Hussein felt he was responsible for the death. It was clear that he had not forgiven himself for this costly mistake. It had shaken his confidence. It seems he was in depression for a number of days. Even now when he was narrating one could see shame and morose in his face and tears swelling in his eyes. It seems the whole thing was kept under wraps.
After this Kheddah, as far as I know Kheddah was not held regularly; it seems the last Kheddah was held in 1971. And now it is banned.
Soon we out grew our childhood and so also our favourite haunts. High school, College and then in 1956 I left Mysore. Years later, in the 1980s, when I went to Mysore, royalty had been abolished. The pomp of the Dussera procession had survived but in a garish avatar as a tourist attraction. The sanctity and solemnnity were no longer there.

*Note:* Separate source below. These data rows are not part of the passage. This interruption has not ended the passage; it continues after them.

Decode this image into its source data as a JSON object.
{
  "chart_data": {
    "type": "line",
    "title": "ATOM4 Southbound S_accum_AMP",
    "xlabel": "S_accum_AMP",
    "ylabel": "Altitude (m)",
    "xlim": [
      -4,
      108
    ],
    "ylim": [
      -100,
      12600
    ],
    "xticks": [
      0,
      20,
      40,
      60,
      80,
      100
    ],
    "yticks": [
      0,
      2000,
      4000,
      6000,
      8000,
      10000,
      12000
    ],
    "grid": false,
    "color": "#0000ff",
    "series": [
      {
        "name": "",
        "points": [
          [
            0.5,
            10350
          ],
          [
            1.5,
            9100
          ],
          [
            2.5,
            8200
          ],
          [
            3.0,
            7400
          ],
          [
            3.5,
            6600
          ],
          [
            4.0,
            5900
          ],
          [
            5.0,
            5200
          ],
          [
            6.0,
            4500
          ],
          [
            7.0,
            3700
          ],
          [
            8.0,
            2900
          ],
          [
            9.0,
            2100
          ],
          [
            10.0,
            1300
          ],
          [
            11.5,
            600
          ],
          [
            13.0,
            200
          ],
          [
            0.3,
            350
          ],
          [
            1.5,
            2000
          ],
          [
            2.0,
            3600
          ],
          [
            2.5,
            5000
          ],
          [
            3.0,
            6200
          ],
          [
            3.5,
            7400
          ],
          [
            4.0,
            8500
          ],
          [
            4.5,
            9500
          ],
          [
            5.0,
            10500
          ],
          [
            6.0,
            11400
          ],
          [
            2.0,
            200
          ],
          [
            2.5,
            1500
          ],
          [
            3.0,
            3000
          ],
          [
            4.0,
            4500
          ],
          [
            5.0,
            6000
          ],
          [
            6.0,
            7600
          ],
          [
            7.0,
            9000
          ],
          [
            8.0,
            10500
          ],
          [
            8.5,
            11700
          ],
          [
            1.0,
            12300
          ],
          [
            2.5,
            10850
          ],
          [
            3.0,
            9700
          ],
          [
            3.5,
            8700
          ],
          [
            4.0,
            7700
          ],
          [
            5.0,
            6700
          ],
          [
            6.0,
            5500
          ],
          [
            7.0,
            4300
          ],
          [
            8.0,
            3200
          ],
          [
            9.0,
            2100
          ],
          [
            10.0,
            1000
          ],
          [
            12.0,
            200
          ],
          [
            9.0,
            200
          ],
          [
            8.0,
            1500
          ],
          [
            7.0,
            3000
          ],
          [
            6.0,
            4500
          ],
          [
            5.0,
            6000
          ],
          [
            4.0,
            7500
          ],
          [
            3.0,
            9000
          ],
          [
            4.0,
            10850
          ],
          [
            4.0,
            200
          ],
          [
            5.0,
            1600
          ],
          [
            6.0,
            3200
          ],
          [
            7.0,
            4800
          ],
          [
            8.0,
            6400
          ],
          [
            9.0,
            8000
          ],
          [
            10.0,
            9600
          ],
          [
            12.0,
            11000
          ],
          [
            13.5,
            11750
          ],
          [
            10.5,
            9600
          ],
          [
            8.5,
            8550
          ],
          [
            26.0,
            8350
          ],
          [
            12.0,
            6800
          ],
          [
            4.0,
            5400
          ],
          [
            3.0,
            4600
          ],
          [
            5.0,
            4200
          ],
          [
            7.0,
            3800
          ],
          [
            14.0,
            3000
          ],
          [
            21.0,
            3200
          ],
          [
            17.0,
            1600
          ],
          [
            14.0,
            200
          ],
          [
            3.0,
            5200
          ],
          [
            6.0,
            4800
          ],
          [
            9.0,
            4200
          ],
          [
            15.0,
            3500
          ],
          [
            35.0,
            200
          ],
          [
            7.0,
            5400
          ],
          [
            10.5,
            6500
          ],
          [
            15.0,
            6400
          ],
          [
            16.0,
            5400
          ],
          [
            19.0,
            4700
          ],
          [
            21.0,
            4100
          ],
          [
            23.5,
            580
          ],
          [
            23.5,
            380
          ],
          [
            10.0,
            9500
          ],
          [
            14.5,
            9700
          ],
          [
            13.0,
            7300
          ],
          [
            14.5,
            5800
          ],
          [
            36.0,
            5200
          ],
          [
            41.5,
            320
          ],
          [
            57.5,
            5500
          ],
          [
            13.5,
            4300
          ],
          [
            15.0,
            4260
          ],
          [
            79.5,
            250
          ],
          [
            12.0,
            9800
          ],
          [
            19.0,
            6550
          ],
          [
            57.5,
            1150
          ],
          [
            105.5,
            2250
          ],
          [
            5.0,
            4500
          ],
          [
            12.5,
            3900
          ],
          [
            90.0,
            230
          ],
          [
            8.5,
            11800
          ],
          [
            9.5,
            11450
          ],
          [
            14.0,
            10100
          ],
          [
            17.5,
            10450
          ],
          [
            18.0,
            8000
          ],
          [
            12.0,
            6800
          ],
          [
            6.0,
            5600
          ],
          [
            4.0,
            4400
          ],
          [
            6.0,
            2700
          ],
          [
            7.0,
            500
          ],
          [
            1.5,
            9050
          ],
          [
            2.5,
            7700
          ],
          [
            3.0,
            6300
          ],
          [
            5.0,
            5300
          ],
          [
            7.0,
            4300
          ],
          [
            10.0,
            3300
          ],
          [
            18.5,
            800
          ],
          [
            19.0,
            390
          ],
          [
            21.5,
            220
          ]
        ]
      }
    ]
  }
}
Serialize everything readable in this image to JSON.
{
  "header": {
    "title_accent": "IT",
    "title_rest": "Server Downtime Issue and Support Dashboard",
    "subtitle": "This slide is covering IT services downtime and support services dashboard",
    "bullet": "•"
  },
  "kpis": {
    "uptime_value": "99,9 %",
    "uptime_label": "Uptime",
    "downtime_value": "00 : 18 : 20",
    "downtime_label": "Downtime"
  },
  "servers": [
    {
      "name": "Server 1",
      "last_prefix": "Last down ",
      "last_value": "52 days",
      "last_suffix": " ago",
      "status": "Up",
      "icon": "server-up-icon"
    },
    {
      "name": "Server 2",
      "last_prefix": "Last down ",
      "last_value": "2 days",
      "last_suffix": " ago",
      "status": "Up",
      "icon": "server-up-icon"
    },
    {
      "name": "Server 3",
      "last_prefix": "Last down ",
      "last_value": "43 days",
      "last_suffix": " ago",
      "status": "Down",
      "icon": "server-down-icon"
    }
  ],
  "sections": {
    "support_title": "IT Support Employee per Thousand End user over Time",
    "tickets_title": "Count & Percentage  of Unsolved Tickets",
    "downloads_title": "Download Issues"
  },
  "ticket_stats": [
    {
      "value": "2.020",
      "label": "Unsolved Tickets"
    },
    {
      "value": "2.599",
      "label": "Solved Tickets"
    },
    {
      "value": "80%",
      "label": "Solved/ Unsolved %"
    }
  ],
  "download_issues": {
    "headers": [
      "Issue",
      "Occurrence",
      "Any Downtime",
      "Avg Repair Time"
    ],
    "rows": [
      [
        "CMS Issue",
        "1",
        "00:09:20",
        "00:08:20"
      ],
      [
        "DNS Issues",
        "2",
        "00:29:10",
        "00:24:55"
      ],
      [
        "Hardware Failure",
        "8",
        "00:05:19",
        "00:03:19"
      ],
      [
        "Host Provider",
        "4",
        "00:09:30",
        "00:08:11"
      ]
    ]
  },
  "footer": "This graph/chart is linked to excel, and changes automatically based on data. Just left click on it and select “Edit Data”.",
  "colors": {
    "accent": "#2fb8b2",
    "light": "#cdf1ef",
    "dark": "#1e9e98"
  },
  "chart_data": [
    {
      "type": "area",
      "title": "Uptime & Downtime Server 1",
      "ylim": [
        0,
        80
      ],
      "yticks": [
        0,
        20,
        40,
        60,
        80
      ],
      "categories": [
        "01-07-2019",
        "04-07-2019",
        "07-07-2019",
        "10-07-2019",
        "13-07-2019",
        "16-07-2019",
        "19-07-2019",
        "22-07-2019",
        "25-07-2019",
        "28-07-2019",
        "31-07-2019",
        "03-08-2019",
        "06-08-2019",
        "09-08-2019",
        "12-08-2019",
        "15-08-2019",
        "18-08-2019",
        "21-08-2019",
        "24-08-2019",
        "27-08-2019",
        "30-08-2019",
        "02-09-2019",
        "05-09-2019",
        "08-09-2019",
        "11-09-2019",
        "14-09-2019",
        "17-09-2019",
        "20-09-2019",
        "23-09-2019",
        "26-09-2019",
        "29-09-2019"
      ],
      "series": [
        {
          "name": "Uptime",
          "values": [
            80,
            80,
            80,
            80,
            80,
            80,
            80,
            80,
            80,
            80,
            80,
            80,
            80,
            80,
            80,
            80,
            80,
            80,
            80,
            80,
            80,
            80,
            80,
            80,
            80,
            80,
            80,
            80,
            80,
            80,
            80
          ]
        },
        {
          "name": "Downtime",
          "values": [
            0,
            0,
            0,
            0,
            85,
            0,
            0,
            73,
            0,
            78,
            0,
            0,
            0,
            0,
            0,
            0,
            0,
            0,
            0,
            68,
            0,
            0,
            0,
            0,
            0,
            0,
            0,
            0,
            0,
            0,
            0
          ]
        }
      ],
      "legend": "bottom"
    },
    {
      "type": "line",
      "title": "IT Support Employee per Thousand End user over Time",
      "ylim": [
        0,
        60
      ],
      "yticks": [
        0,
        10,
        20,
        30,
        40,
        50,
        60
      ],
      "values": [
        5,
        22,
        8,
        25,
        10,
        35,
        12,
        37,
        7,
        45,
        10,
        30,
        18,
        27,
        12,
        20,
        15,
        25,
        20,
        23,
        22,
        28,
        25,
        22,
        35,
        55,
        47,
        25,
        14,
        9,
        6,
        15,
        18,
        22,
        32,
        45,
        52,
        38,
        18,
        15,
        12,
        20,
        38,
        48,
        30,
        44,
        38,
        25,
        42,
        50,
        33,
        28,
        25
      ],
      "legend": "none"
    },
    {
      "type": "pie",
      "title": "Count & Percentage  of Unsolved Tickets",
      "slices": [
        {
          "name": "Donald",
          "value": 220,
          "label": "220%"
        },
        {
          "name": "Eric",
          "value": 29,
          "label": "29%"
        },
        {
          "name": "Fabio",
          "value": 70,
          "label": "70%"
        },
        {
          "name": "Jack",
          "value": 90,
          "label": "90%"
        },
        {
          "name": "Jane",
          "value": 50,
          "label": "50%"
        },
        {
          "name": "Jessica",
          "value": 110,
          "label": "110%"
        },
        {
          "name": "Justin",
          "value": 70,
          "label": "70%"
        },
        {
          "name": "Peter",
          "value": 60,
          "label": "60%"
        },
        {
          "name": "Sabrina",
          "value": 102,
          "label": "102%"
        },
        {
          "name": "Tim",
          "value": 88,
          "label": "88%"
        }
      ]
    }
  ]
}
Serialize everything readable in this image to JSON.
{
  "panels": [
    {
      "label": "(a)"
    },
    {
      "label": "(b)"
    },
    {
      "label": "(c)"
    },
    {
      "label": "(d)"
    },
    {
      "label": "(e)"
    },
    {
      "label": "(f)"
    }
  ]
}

I felt like going to my childhood haunt. The whole place had completely changed. The choultry had been demolished and a trunk road bearing the name MG Road had ran through the centre. The Ane-karoti and betel leaf garden had been swallowed by the urbanisation of the city, and in their place an educational institution with its sleek modern buildings had come up. The whole place was bustling with students and professors. No one knew where the families of mahouts had gone.